Discipline: Chemistry and Chemical Sciences
Subcategory: Chemistry (not Biochemistry)
Session: 1
Room: Exhibit Hall
Chantele Owusu - Regis University
Co-Author(s): Grecia Anaya, Regis University, Denver, CO 80221;Manveer Singh, Regis University, Denver, CO 80221;and Surendra Mahapatro, Regis University, Denver, CO 80221
Potassium permanganate is a strong oxidizing agent and has multiples uses in organic synthesis and in water treatment and purification. It oxidizes a wide range of organic compounds that include aromatic hydrocarbons, alcohols, hydroxyl-acids, DNA-nucleotide bases and carbohydrates. Permanganate oxidation of inorganic and organic substrates show a rich diversity of oxidation states that include green Mn(VI), blue Mn(V), tobacco yellow soluble-Mn(IV) and red Mn(III). In acid medium, permanganate undergoes a 5-electron reduction to Mn(II), while in alkaline medium it suffers a three –electron change resulting in black MnO2. The express purpose of this study is to gain insight into the structure and reactivity of manganese intermediates in the oxidation of hydroxy-carboxylic acids as a function of pH. Specifically, we have studied the pH dependence in the oxidation of citric acid (TCA cycle), malic and lactic acids, 2-hydroxy-2-ethyl-butanoic acid (HEBA) and mandelic acid. In acidic medium (pH 1), kinetic curves monitored at 526 nm showed a slow phase (induction period) followed by a rapid autocatalytic phase. In the presence of added Mn(II) perchlorate, regular exponential decay curves were observed. In alkaline pH (≥ 13), a stoichiometric green Mn(VI) intermediate (λmax = 606 nm; green) is rapidly formed which then decays in a slow second step resulting in black MnO2. In the case of mandelic acid, at neutral pH, a tobacco yellow, soluble(colloidal) Mn(IV) intermediate is observed at 418 nm. The primary carbonyl products (3-ketoglutarate, 3-pentanone, benzaldehyde and phenylglyoxylic acid), are characterized by their 2,4-dinitrophenylhydrazone derivatives. We will report reverse –phase HPLC product studies for carbonyl products and determination of manganese oxidation states by iodometric titrations.

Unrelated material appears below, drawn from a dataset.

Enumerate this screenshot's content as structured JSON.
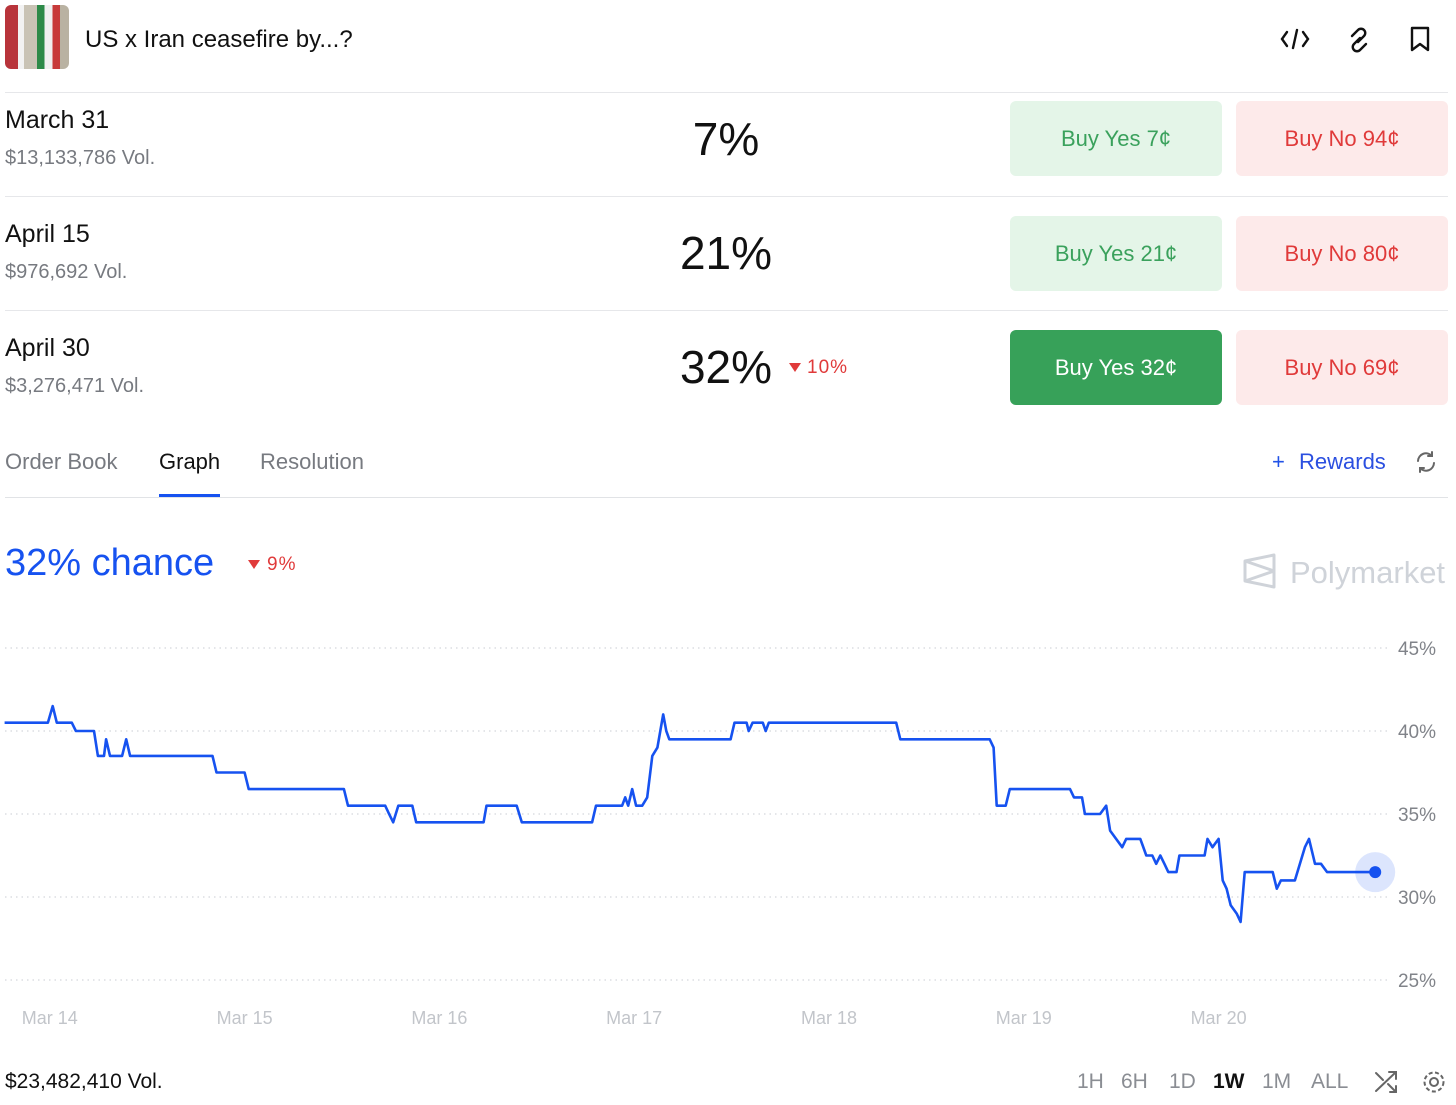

Funder Acknowledgement(s): "This research is supported by the Western Alliance to Expand Student Opportunities (WAESO) Louis Stokes Alliance for Minority Participation (LSAMP) National Science Foundation (NSF) Cooperative Agreement No. HRD-1619524."
Faculty Advisor: Dr. Surendra Mahapatro, smahapat@regis.edu
Role: My contribution to this research project include developing solution to oxidize citric acid at a pH of 1 and 13. These solutions were also used to analyze autocatalysis and permanganate intermediate changes through the kinetic curves in acidic and basic medium.